Market Recap: Markets collapsed yesterday as Hong Kong protests continued to escalate. The 10’s-2’s yield curve inverted for the first time, and the collapse in bond yields has everyone finally talking about slowing economic growth, which we have seen in the data since October of last year. The S&P 500 was down -2.95% on the day. Interest rates collapsed 9 basis points on the U.S. 10-year Treasury note, and long-term Treasuries and Gold rallied.
Economic Data: Trump’s Right! In our opinion, President Trump has nailed it as far as the Fed is concerned. The “mid-cycle” adjustment comments from Powell will go down in history as a colossal miscalculation and error in judgement and action. We began discussing the Fed moving more Dovish late last year and hoped they would cut interest rates to below the 2-year Treasury yield. Unfortunately, they did not cut rates enough and now they will have to string together a series of inconsistencies that the market will have to digest. This is not a major confidence booster. As to not be just a complainer and actually point out the solution, here is what I would offer up to Chairman Powell as a suggestion: Cut interest rates to 1.50% in a surprise meeting or at Jackson Hole. This would allow a more data dependent approach going forward.
Volatility - Divergence: The VIX moved up significantly yesterday but failed to make a new high. This is a somewhat positive sign, as volatility tends to peak prior to equity market bottoms. We will be watching this closely over the coming sessions.
Major U.S. Market Indices: Most major broad market indices in the U.S. are below their 200-day moving averages as of the close yesterday. The S&P 500 and Nasdaq are the only indices still above their long-term moving averages. The Dow Jones Industrial Average closed below the 200-day moving average yesterday. Transports, and the Russell 2000 have downward sloping moving average suggesting a long-term negative trend. All major indices are in the same trading range that has governed price action for the last 18 months!
Long-term Treasuries: Long-Term Treasuries are crazy overbought! The move in long-term bonds has gone parabolic and we expect a consolidation at a minimum. We still believe long-term bonds will move higher as the Fed now has to play aggressive to catch up.
Gold: Gold is showing a very similar pattern to long-term Treasuries. A major breakout to the upside, followed by a parabolic move. We still like defensive assets, like Gold as the global economy becomes vastly more deflationary.
Officially Oversold: This may not surprise you, but the stock market is officially oversold in the short-term. Less than 30% of issues in the NYSE index are above their 50-day moving averages. This index has a lot more room to run to the downside, however. In December, less than 12% of the NYSE were above their 50 day moving averages.
News from Bloomberg:
China hit back as the trade war again upended markets. The U.S. threat of new 10% tariffs has derailed efforts to solve the dispute via talks, it said. America has violated the Xi-Trump consensus reached at the G-7 meeting, China added, signaling its intention to impose retaliatory measures.
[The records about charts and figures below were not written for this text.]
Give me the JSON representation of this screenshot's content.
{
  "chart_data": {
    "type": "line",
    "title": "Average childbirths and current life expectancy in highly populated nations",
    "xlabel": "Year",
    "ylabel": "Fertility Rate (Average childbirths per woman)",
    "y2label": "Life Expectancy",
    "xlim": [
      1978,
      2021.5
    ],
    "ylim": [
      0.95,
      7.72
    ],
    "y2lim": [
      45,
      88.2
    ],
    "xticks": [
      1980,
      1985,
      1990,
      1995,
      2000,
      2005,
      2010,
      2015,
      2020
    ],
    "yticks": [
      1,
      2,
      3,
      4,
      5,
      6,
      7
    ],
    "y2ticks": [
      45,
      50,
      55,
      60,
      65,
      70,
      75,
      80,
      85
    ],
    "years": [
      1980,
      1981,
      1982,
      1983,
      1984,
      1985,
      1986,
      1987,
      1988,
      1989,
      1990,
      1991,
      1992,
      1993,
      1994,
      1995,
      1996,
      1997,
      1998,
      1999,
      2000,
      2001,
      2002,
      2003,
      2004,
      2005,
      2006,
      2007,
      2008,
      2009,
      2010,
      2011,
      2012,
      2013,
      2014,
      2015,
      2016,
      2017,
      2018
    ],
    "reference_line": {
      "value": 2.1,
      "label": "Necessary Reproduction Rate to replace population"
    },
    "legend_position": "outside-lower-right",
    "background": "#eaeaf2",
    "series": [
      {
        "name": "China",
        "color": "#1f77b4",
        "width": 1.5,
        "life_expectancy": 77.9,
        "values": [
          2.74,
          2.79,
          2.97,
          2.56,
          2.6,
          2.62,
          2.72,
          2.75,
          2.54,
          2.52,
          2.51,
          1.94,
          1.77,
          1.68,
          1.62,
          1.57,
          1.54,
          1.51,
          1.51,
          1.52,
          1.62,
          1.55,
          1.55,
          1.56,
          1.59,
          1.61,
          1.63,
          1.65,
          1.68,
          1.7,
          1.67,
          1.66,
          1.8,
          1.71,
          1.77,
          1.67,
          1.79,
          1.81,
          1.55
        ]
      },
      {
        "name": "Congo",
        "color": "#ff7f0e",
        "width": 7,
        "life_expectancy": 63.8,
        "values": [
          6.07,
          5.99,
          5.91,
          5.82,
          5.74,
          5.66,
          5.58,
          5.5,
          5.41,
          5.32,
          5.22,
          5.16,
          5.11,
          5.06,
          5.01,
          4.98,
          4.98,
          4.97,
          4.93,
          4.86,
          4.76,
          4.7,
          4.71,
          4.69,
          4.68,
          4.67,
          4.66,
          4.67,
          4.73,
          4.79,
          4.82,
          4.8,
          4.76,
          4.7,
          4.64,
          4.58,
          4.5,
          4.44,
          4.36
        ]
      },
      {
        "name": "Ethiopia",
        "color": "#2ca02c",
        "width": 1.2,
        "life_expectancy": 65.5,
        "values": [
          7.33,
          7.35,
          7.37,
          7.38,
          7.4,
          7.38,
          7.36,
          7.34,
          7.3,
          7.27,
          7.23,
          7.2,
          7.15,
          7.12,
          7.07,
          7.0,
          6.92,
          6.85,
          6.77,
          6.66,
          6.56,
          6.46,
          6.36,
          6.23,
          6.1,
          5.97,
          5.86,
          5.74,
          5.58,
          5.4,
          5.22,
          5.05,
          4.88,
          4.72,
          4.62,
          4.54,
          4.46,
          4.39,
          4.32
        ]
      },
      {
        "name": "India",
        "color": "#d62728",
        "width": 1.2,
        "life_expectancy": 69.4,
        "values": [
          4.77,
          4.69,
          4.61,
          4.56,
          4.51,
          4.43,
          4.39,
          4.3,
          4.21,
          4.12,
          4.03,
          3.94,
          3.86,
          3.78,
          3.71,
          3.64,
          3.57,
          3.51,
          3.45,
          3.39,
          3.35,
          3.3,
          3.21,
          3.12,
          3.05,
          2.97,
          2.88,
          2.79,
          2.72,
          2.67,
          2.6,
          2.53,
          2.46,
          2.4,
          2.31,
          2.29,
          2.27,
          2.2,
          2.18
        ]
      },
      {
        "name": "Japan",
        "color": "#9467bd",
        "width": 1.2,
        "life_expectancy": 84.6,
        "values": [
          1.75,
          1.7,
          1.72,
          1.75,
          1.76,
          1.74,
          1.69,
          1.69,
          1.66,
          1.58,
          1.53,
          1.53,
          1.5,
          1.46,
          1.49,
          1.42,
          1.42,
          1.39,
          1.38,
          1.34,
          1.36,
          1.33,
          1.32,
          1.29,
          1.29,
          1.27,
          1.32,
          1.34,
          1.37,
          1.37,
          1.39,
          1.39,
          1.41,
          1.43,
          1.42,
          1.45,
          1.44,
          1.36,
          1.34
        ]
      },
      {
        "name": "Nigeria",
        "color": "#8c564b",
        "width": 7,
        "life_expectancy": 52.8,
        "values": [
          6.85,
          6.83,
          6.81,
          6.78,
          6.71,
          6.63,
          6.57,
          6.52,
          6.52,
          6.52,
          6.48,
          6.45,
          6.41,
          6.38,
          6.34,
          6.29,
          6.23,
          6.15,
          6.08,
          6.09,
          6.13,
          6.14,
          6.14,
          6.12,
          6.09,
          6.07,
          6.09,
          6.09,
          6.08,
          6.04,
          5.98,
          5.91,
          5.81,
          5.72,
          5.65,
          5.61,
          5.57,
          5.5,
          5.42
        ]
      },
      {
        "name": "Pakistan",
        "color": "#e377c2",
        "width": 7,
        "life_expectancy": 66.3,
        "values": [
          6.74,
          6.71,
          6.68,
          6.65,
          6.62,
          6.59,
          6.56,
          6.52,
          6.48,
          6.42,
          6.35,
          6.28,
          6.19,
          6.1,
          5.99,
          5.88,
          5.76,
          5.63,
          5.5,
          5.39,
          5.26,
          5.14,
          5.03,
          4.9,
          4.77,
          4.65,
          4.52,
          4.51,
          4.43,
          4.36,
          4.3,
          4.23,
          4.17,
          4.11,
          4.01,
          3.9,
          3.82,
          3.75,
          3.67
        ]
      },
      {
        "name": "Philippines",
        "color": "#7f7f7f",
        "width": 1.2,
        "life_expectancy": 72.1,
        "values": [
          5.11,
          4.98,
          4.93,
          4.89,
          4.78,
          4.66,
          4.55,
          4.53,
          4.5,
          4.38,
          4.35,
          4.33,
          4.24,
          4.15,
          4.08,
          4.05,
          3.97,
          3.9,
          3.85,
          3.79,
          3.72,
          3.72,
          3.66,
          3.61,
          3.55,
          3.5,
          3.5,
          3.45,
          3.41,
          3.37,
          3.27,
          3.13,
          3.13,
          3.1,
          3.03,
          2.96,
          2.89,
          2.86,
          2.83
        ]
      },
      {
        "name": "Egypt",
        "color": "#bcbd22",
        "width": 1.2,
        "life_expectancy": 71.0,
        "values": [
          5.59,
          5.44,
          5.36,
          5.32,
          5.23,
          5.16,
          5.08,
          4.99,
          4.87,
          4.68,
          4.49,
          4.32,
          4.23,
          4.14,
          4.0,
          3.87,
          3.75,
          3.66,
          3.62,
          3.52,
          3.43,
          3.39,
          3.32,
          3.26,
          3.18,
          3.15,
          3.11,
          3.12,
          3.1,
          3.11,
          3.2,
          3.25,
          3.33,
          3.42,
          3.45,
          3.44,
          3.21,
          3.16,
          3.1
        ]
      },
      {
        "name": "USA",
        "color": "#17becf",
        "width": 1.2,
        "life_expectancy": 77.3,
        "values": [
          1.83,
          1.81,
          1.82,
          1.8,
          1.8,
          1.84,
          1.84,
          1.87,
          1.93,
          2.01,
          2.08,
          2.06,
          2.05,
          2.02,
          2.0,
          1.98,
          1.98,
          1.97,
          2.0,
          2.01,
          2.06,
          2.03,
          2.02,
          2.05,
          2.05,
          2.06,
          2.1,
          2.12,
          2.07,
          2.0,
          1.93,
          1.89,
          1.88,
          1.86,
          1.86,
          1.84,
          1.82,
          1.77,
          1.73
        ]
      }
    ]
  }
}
The bond rally marched on as China spoke out. The yield on 30-year Treasuries fell below 2% for the first time after paring early losses and the world's pile of negative-yielding debt surpassed $16 trillion. The 10-year yield resumed its slide after China's comments and the two-year shed three basis points. Rates also fell in Australia, Germany, France and the U.K. Here's a look at why the yield-curve inversion matters.
President Trump praised Xi Jinping as "a great leader" before the latest statement from Beijing and linked Hong Kong protests to the trade war. "Of course China wants to make a trade deal. Let them work humanely with Hong Kong first!" he tweeted. In a less conciliatory tone, the U.S. added four Chinese nuclear entities to a blacklist, accusing them of helping buy advanced technology for military use.
Berkshire Hathaway's stake in Amazon rose 11% to more than $1 billion last quarter, filings show. And Bill Ackman is betting on Warren Buffett, building a $686 million holding in Berkshire. In other disclosures: Coatue Management, Tiger Global and Viking Global bought into Uber, Appaloosa dumped its stake in Alibaba and bought Intelsat, while Elliott Management exited Sempra Energy but entered Marathon.